At Filippa K, consistency means dodging hard times with a strong focus on wardrobe classics: trenchcoats, pleated skirts and pin-striped suiting.
“The business is on an upward trajectory after a challenging few years. We saw a positive trend in 2024, with a 3 percent increase in revenue — including an 8 percent growth in DTC channel sales,” said Marie Forssenius, the brand’s CEO.
The Swedish company has been making changes in the business, from reducing operational costs and optimizing logistics to investing in technology and strengthening its leadership team.
A Sense of Fun
Copenhagen Fashion Week wasn’t immune to Europe’s unpredictable weather forecasts. There were rain, sunshine and gray clouds, but the Danes didn’t let that dampen their kooky spirits.
Caro Editions’ Caroline Bille Brahe invited guests to meet her under the Knippelsbro Bridge, where she married her husband, Frederik Bille Brahe, the man behind the city’s hotspots Atelier September and Apollo Bar, seven years ago.
She showed a collection of pick ‘n’ mix prints: gingham, polka dots and checks.
“I was super inspired by thinking about wedding guests — very preppy or a bit punk with beautiful silk dresses and sneakers, demure tailoring with head scarves and hats or almost-naked lace [dresses],” said the designer.
Caroline Bille Brahe collaborated with Mulberry on reworking the brand’s vintage bags and adding silk bows made from the bags’ checked lining.
“I have a soft spot for Mulberry; my mum had one of their bags when I was growing up and I loved it. This collaboration was a new venture for us and there will be more where we have the same sort of affinity,” she said.
Escape from the City
Copenhagen Fashion Week also has been taking a leaf out of the playbooks of London and Paris Fashion Week by taking guests outside the city’s perimeters.

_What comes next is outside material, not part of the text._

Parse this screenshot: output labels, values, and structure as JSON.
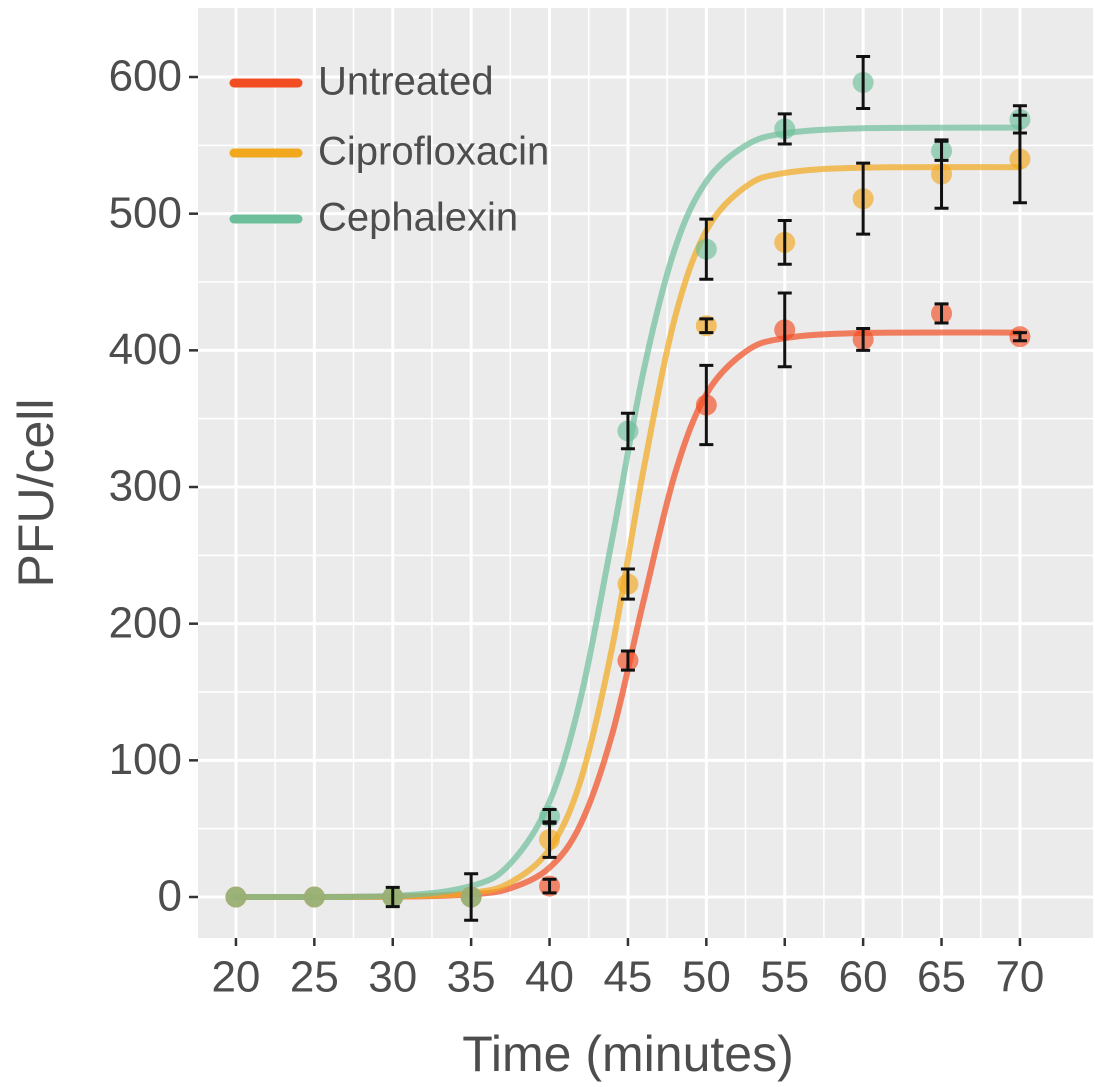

Baum und Pferdgarten staged its show at a horse stable in the north of Copenhagen and the clothes were fit for a jockey or a Royal Ascot attendee with horse-printed silk scarves, slouchy riding boots and blankets wrapped by leather straps and worn as bags.
Iceland-based sustainable outerwear brand 66 North replicated its factory inside a warehouse with its nearly hundred-year-old patterns on display. There were live garment repairs by members of the design team and a Gore-Tex Weather Box put the brand’s weatherproof jackets to the test.
The brand will launch a special capsule collection next year with one hero product for each decade.
CEO Helgi Óskarsson said the company has demonstrated resilience in a challenging industry.
“We are experiencing double-digit growth in our key international markets, including Denmark and the U.K. Over the past five years, the continuous annual growth has been 19 percent in Denmark and 41 percent in the U.K. This growth is a result of our intentional expansion strategy,” he added.
The Charm of Materials
Jewelry designer Sophie Bille Brahe continues to find gold and diamonds in hard times.
The brand closed 2024 with its strongest year-end sales to date, with a 30 percent increase across its DTC channel.
“Since Anne-Sofie Møller stepped in as CEO in 2019, the company’s revenue has increased by 400 percent, and the number of staff has five-fold in the same period,” said Bille Brahe.
“Last year, we also had a strong focus on the U.S. market and the opening of our boutique on Madison Avenue,” she added.
The designer wanted to shake things up this season with a collection about the “wish of completion. I wanted to tell the whole story of my designs,” she said.
Bille Brahe revisited three of her favorite designs: the Escargot, the Fleur and the Amis — then played with their proportions with extravagant and minimalist touches. She also introduced a new design, the Cosmos, with petals in pear-shaped diamonds.
Taking on a softer substance than diamonds, Uniqlo opened a Soufflé House pop-up inspired by its fall collection of soufflé yarns and let customers come in to nap on the soft yarn in the shape of a hill.
“We’re moving beyond traditional retail or campaign moments and creating something much more immersive. It’s a sensory world that invites people to connect with the product emotionally, not just visually,” said Simone van Starkenburg, marketing and PR director for Uniqlo Europe.
“Uniqlo’s business is thriving, especially in Europe, which has become one of our key growth regions globally,” he added.
The brand will be opening nine new locations in Europe this fall.